Due to our prespecified selection criteria, no systematic literature review was conducted. Trial selection for our meta-analysis relied on a shared definition of cardiovascular outcome trials as reported in the annual cardiovascular outcome trial summit reports [29,30,31,32,33,34,35] and thus the most important studies in the field were included; however, we cannot rule out that smaller non-cardiovascular outcome trial studies with renal outcomes may have been overlooked. The exclusion of trials (e.g. EXSCEL) due to lack of Kaplan–Meier plots may also have introduced bias. Differences in characteristics and design of included cardiovascular outcome trials introduce heterogeneity, a general limitation of meta-analyses requiring a cautious interpretation of results. Within the present work, heterogeneity derives from differences in baseline kidney function, heterogeneous baseline risk for the analysed outcome as well as differences in definitions of the outcomes among individual trials, all of which may introduce bias. However, we believe all composite renal outcome definitions among the included cardiovascular outcome trials to be clinically meaningful and suitable to assess drug efficacy.
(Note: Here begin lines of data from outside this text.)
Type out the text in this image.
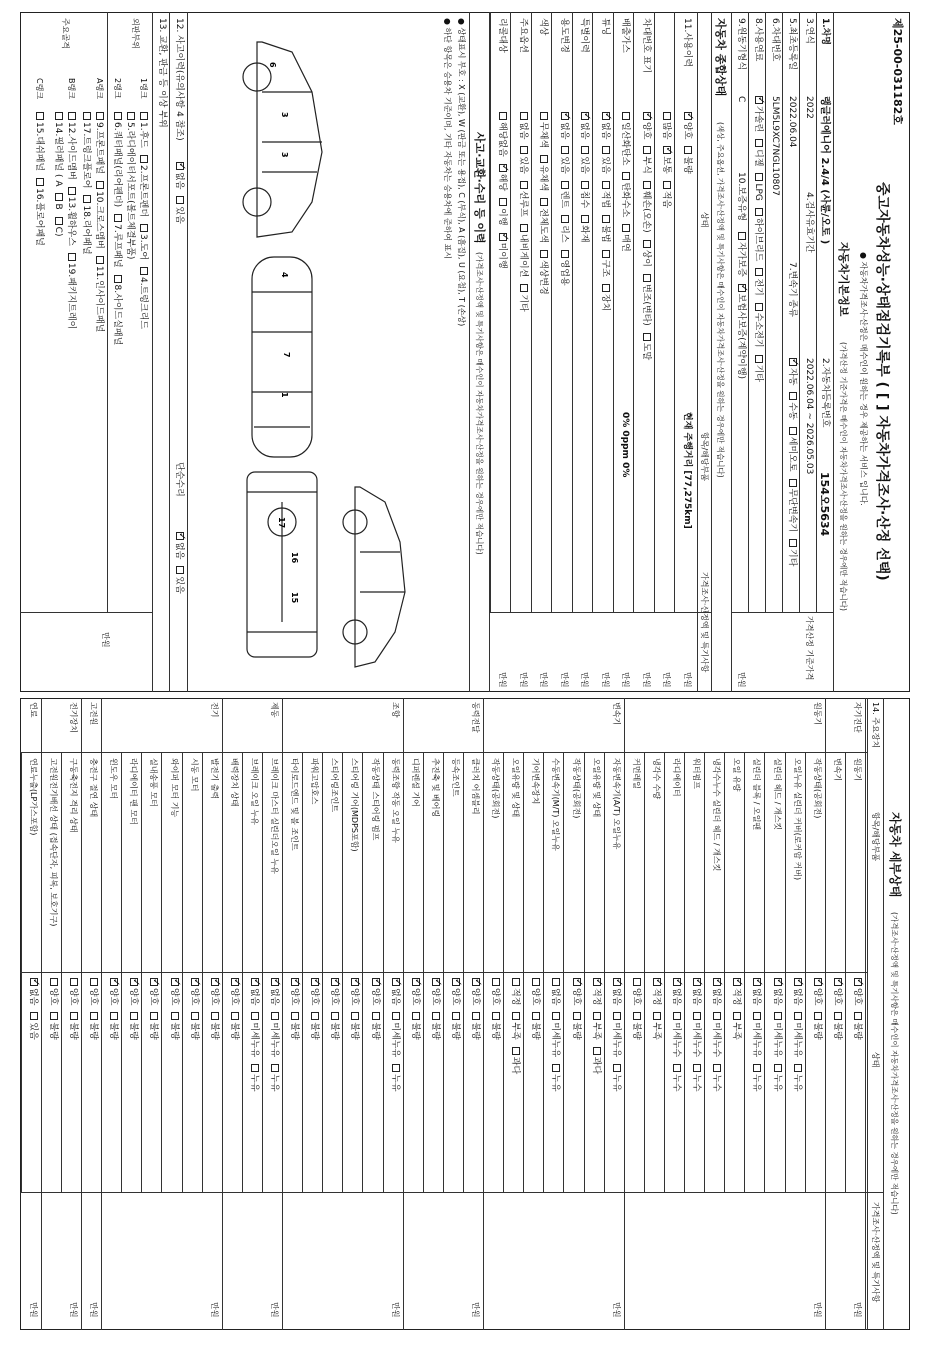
제25-00-031182호
중고자동차성능·상태점검기록부 ( [ ] 자동차가격조사·산정 선택)
● 자동차가격조사·산정은 매수인이 원하는 경우 제공하는 서비스 입니다.
자동차기본정보
(가격산정 기준가격은 매수인이 자동차가격조사·산정을 원하는 경우에만 적습니다)
1.차명
랭글러에니어 2.4/4 (사륜/오토 )
2.자동차등록번호
154오5634
3.연식
2022
4.검사유효기간
2022.06.04 ~ 2026.05.03
5.최초등록일
2022.06.04
7.변속기 종류
✓자동수동세미오토무단변속기기타
6.차대번호
5LM5L9XC7NGL10807
8.사용연료
✓가솔린디젤LPG하이브리드전기수소전기기타
9.원동기형식
C
10.보증유형
자가보증✓보험사보증(계약이행)
가격산정 기준가격
만원
자동차 종합상태
(색상, 주요옵션, 가격조사·산정액 및 특기사항은 매수인이 자동차가격조사·산정을 원하는 경우에만 적습니다)
상태
항목/해당부품
가격조사·산정액 및 특기사항
11.사용이력
✓양호불량
현재 주행거리 [77,275km]
만원
많음✓보통적음
만원
차대번호 표기
✓양호부식훼손(오손)상이변조(변타)도말
만원
배출가스
일산화탄소탄화수소매연
0% 0ppm 0%
만원
튜닝
✓없음있음적법불법구조장치
만원
특별이력
✓없음있음침수화재
만원
용도변경
✓없음있음렌트리스영업용
만원
색상
무채색유채색전체도색색상변경
만원
주요옵션
없음있음선루프내비게이션기타
만원
리콜대상
해당없음✓해당이행✓미이행
만원
사고·교환·수리 등 이력
(가격조사·산정액 및 특기사항은 매수인이 자동차가격조사·산정을 원하는 경우에만 적습니다)
● 상태표시 부호 : X (교환), W (판금 또는 용접), C (부식), A (흠집), U (요철), T (손상)
● 하단 항목은 승용차 기준이며, 기타 자동차는 승용차에 준하여 표시
3
3
6
7
1
4
17
16
15
12. 사고이력(유의사항 4 참조)
✓없음있음
단순수리
✓없음있음
13. 교환, 판금 등 이상 부위
외판부위
1랭크
1.후드2.프론트펜더3.도어4.트렁크리드
5.라디에이터서포트(볼트체결부품)
2랭크
6.쿼터패널(리어펜더)7.루프패널8.사이드실패널
주요골격
A랭크
9.프론트패널10.크로스멤버11.인사이드패널
17.트렁크플로어18.리어패널
B랭크
12.사이드멤버13.휠하우스19.패키지트레이
14.필러패널 ( ABC)
C랭크
15.대쉬패널16.플로어패널
만원
자동차 세부상태
(가격조사·산정액 및 특기사항은 매수인이 자동차가격조사·산정을 원하는 경우에만 적습니다)
14. 주요장치
항목/해당부품
상태
가격조사·산정액 및 특기사항
자기진단
원동기
✓양호불량
만원
변속기
✓양호불량
원동기
작동상태(공회전)
✓양호불량
만원
오일누유 실린더 커버(로커암 커버)
✓없음미세누유누유
실린더 헤드 / 개스킷
✓없음미세누유누유
실린더 블록 / 오일팬
✓없음미세누유누유
오일 유량
✓적정부족
냉각수누수 실린더 헤드 / 개스킷
✓없음미세누수누수
워터펌프
✓없음미세누수누수
라디에이터
✓없음미세누수누수
냉각수 수량
✓적정부족
커먼레일
양호불량
변속기
자동변속기(A/T) 오일누유
✓없음미세누유누유
만원
오일유량 및 상태
✓적정부족과다
작동상태(공회전)
✓양호불량
수동변속기(M/T) 오일누유
없음미세누유누유
기어변속장치
양호불량
오일유량 및 상태
적정부족과다
작동상태(공회전)
양호불량
동력전달
클러치 어셈블리
✓양호불량
만원
등속조인트
✓양호불량
추진축 및 베어링
✓양호불량
디퍼렌셜 기어
✓양호불량
조향
동력조향 작동 오일 누유
✓없음미세누유누유
만원
작동상태 스티어링 펌프
✓양호불량
스티어링 기어(MDPS포함)
✓양호불량
스티어링조인트
✓양호불량
파워고압호스
✓양호불량
타이로드엔드 및 볼 조인트
✓양호불량
제동
브레이크 마스터 실린더오일 누유
✓없음미세누유누유
만원
브레이크 오일 누유
✓없음미세누유누유
배력장치 상태
✓양호불량
전기
발전기 출력
✓양호불량
만원
시동 모터
✓양호불량
와이퍼 모터 기능
✓양호불량
실내송풍 모터
✓양호불량
라디에이터 팬 모터
✓양호불량
윈도우 모터
✓양호불량
고전원
충전구 절연 상태
양호불량
만원
전기장치
구동축전지 격리 상태
양호불량
만원
고전원전기배선 상태 (접속단자, 피복, 보호기구)
양호불량
연료
연료누출(LP가스포함)
✓없음있음
만원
Additionally, computations within the present work rely on digitalized individual patient outcomes and fitted Weibull models not including original patient data, which introduces risk of differences between original and extracted event counts (Supplementary Table 2) and does not allow appropriate interaction analyses. Therefore, no further insight into associations of patient characteristics with outcomes other than the analysed composite outcome can be obtained. The inability to perform subgroup analyses prevents the identification of effect modifiers. However, lack of access to individualised patient data renders the method of data digitalization unavoidable to perform the present analysis of absolute treatment effects. Sensitivity analyses, in the form of assessment of the Weibull curves (direct origin of estimated number needed to treat) fit, show excellent alignment to extracted data (Supplementary Fig. 2), which strongly indicates the validity of the applied methods.

Conclusions

The present meta-analysis of digitalized individual patient data revealed moderate and similar absolute treatment benefits of GLP-1 receptor agonists and SGLT2 inhibitors compared to placebo for a composite renal outcome.